My mind is a populous place. I reinvent myself regularly, and it helps me to notice mental trends, things that do work, things that need to be discarded soonest, see when I'm happy, see when I'm sad, see what makes me think about myself... Several months ago, I had an interesting few days. At the worst point, I was curled up on the living room floor, unwilling or unable to sit upright, breathing ragged with panic, crying, biting my arms hard enough to leave bruises. After coming out of that enough to be coherent, I traced the mood back over several days to the root, and was able to fix it. Some weeks later, I had another bad night. I got suspicious, and jumped back a month. Yep: PMS.
Bad PMS. Bitchy Witchy Week hit within the next few days, and I was all right. If I didn't write to myself, I'd be a mess. I don't seem to have a very good knack of internal communication without the written word as a medium...
I like the linkability. I'm very self-referential. I tell myself, "Hey, remember what I said then? Well, this is what I think about it now." I leave comments on private entries, because there are things I think of to say after the fact that would be inappropriate to put in as an edit, and somewhat useless as a separate entry unlinked to the original, but is necessary commentary.

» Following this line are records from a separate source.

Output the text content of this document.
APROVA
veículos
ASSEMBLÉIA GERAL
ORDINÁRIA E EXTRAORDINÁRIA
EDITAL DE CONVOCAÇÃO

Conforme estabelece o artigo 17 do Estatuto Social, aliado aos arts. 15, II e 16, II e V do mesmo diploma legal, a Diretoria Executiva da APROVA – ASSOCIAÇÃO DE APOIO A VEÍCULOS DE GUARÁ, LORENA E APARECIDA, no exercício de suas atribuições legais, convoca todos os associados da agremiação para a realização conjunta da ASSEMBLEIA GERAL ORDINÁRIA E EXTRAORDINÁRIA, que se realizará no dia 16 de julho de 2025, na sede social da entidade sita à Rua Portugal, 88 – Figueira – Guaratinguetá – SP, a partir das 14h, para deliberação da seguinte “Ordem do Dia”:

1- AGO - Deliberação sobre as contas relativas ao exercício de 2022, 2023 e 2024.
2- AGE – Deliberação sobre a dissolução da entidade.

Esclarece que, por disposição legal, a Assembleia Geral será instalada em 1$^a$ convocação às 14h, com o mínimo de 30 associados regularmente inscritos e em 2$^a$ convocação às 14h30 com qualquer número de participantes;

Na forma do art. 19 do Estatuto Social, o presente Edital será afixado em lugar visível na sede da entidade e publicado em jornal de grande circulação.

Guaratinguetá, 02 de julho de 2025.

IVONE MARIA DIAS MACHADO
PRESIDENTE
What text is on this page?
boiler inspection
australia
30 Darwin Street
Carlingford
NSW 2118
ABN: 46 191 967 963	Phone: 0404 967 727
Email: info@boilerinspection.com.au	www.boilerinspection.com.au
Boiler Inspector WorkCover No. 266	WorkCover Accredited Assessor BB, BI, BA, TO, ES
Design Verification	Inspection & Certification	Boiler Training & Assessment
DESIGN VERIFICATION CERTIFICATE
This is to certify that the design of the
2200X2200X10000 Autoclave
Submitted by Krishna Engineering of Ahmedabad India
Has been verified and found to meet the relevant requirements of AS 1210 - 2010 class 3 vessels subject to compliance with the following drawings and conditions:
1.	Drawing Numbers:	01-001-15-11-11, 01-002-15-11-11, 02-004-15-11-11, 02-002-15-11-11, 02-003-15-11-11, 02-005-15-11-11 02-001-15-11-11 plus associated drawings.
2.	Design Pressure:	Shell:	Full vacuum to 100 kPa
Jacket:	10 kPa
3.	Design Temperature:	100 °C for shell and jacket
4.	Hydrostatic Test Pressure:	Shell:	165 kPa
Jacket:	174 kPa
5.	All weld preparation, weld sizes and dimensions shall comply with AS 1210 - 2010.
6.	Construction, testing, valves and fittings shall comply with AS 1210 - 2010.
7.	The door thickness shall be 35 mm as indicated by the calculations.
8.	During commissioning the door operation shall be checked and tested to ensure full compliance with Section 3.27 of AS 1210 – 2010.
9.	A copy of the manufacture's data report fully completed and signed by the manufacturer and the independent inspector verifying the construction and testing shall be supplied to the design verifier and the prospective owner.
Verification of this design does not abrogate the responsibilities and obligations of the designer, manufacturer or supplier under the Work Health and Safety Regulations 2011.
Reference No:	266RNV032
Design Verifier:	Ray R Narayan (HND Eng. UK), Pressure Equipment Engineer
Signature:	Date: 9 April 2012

I don't use <lj-cut> as often as I might. This is for my own ease of reading when looking at the archives. If it's fluff that I might as well skip over, I'll go ahead and cut it. If it's something that I think I'll derive benefit from reading the whole thing, I leave it uncut, or at least leave the important bits out of the cut. I will occasionally go back into my journal and edit in cut tags to avoid re-living ancient drama.
I post a lot. I am not a script kiddie attacking LJ with a thousand content-free posts for the sheer malice of it, blocking which was the intent of the post limiting. Yes, I have a life. It's not your life. If I hadn't a life, I'd have nothing to write about. Which I do. A lot.